Die nächstgrößere Koalition wäre eine Super-Große Koalition aus EVP S&D Grünen und GUE/NGL. Das würden zu einer Fraktionsstärke von 406 Abgeordneten führen, eine Mehrheit von 30 Abgeordneten.
Und die größte Koalition wäre eine Große/Grüne Plus-Koalition aus EVP-S&D-Grünen und ALDE. Damit hätten 471 EU-Abgeordnete eine Mehrheit von 95 Sitzen.
Welche Auswirkungen sind vom Brexit zu erwarten?
Wir haben noch keine genauen Zahlen darüber, wie die Fraktionen nach dem für Ende Oktober erwarteten Ausscheiden Großbritanniens aussehen werden. Es reicht leider nicht, einfach die britischen Abgeordneten aus der Gleichung zu streichen. Der Grund dafür ist, dass einige der 73 Sitze des Vereinigten Königreichs auf die EU-Länder umverteilt werden sollen, um dem Bevölkerungswachstum Rechnung zu tragen, seit die Sitze vor Jahren erstmals zwischen den EU-Mitgliedern aufgeteilt wurden. Generell erwarten wir, dass die Größe der EVP und der rechtspopulistischen EAPN etwas zunimmt, während ALDE, die S&D-Fraktion und die Grünen-EFA kleiner werden.
Ausgehend von den Umfragedaten vor den Wahlen, die alternative Berechnungen über die Größe der Parteien nach dem Brexit enthielten, sieht es so aus, als würden die drei Koalitionen, die wir gerade beschrieben haben, noch funktionieren.
Der verspätete Austritt des Vereinigten Königreichs aus der EU könnte aus zwei Gründen zu einer Verzögerung bei der Aufnahme der Arbeit des Europäischen Parlaments führen.
Erstens könnte es Auswirkungen auf die Anhörungen für die neue Kommission geben. Im Rahmen des Auswahlverfahrens für die Mitglieder der nächsten Kommission müssen die Kommissarinnen und Kommissare an Anhörungen im Europäischen Parlament teilnehmen. Das Europäische Parlament muss dann abstimmen, um die neue Führungsriege als Ganzes zu genehmigen. Da erwartet wird, dass die britischen Europaabgeordneten in den nächsten Monaten abreisen werden, könnte das Europäische Parlament beschließen, die Anhörungen der Kommissare zu verschieben. Andernfalls würden die britischen EU-Abgeordneten am Ende ein Mitspracherecht gegenüber der Kommission haben, die helfen soll, eine EU zu führen, der die britische Regierung und ihre Abgeordneten gar nicht mehr angehören werden.
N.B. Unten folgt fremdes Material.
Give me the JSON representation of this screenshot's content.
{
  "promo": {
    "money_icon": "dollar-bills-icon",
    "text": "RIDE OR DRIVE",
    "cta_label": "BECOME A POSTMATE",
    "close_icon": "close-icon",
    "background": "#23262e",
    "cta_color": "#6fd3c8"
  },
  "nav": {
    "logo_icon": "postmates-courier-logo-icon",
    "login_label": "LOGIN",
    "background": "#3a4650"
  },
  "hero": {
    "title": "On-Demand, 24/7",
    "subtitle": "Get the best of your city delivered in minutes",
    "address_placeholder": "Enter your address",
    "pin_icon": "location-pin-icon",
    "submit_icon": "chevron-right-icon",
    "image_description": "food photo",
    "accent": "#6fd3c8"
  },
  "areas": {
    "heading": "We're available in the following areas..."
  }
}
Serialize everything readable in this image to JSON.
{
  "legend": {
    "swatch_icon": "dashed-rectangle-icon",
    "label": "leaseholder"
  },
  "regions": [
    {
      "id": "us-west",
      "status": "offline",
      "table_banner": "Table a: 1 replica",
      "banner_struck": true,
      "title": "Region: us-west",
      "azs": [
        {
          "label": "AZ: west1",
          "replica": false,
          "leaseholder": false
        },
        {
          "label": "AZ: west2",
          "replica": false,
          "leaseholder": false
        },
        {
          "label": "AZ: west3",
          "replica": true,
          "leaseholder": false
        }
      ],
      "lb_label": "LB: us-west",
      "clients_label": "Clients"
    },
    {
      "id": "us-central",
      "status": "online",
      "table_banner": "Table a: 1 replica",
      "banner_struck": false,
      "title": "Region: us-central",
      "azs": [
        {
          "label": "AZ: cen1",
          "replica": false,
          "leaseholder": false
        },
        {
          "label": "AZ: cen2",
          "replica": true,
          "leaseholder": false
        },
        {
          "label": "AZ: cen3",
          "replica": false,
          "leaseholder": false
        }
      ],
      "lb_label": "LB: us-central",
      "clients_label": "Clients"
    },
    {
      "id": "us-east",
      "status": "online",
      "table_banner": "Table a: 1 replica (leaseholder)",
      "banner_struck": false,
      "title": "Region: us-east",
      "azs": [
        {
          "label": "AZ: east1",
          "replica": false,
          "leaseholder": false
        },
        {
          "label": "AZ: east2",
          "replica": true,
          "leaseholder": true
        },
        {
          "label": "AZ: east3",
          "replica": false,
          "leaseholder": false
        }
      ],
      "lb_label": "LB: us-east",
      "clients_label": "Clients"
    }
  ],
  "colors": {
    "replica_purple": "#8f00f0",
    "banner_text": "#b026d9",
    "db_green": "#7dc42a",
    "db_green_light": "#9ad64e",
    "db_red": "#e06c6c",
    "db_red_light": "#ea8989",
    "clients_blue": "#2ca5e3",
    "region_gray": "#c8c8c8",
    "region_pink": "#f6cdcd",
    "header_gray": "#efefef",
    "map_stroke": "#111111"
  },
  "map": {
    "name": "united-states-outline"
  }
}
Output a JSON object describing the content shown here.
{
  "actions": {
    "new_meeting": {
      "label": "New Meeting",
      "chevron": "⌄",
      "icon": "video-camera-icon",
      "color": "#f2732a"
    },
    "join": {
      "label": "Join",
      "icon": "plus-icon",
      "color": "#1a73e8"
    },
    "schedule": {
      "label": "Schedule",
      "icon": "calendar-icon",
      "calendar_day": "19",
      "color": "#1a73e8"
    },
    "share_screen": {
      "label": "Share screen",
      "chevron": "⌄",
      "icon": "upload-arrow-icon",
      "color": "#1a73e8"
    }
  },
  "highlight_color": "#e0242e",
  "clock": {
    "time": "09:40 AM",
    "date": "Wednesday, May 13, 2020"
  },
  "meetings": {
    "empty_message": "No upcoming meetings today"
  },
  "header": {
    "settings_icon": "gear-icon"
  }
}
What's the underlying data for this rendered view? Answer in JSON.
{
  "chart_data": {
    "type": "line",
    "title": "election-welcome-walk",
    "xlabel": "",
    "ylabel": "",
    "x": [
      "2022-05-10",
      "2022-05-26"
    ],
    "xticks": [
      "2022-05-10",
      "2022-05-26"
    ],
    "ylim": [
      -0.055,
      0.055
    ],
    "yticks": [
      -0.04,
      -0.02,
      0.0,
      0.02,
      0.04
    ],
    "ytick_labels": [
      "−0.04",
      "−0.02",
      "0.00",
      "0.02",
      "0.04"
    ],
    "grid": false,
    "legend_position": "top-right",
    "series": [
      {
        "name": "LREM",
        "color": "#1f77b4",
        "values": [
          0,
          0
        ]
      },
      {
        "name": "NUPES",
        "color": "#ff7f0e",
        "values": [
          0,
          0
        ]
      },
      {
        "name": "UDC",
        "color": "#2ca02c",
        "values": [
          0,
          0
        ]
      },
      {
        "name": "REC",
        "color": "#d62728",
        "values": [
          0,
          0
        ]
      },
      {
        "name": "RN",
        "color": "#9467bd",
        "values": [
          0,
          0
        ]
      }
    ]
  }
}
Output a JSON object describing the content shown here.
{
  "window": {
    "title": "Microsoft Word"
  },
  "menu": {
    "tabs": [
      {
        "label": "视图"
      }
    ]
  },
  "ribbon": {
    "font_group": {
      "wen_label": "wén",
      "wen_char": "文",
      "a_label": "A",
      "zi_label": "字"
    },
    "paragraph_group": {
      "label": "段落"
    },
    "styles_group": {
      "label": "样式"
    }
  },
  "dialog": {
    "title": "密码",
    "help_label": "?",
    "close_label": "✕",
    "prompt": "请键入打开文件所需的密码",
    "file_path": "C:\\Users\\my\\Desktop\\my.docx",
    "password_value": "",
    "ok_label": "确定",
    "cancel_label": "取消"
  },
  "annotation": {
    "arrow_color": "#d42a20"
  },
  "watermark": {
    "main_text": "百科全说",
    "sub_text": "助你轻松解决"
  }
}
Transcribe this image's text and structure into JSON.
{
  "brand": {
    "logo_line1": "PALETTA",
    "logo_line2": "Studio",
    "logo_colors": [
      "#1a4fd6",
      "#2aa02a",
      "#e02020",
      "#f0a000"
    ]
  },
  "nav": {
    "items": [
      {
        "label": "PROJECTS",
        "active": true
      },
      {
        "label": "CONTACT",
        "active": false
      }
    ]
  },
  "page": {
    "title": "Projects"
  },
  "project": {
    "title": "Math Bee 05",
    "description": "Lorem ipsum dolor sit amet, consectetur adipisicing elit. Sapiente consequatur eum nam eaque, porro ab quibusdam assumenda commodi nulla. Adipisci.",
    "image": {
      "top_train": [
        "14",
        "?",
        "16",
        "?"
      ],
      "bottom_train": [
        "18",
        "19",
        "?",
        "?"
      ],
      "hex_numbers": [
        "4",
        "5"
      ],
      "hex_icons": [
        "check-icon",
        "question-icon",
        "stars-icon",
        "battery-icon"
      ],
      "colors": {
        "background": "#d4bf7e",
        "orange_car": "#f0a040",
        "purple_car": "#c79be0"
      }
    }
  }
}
Zweitens könnte das Ganze einen Einfluss auf die Verteilung von Ressourcen und Macht zwischen den Fraktionen haben. Jede Fraktion im Europäischen Parlament erhält ein Budget, das Recht auf bestimmte Positionen in den Ausschüssen des Europäischen Parlaments und Punkte, die es jeder Fraktion ermöglichen, sich zu bewerben, bei einzelnen Gesetzgebungsvorhaben die Führung zu übernehmen. Diese werden entsprechend der Größe der Gruppe verteilt. Da das Vereinigte Königreich voraussichtlich innerhalb der nächsten fünf Monate die Koffer packen wird, könnte das Europäische Parlament beschließen, mit der Zuteilung dieser Ansprüche bis nach dem Brexit zu warten. Andernfalls müsste sie ihre Entscheidungen überarbeiten und die Zuweisungen ändern, nachdem das Vereinigte Königreich ausgeschieden ist.
Die Chance des Brexit
Diese möglichen Verzögerungen haben einen potenziellen Vorteil: Die Fraktionen im Europäischen Parlament haben mehr Zeit, als sie normalerweise für die Aushandlung eines Koalitionsvertrags benötigen würden. Dies könnte beispielsweise der EVP, der S&D und der ALDE die Zeit geben, sich gemeinsam darauf zu einigen, ihre jeweiligen Anti-Werte Parteien auszuschließen, bevor das Europäische Parlament seine Arbeit aufnimmt. So sollten beispielsweise bereits nach den Wahlen Entscheidungen über die Mitgliedschaft von Fidesz in der EVP und der rumänischen SPD in der S&D-Fraktion getroffen werden. Politische Gruppen könnten ihre Teilnahme an einer Koalition vom Ausschluss wertefeindlicher Parteien abhängig machen.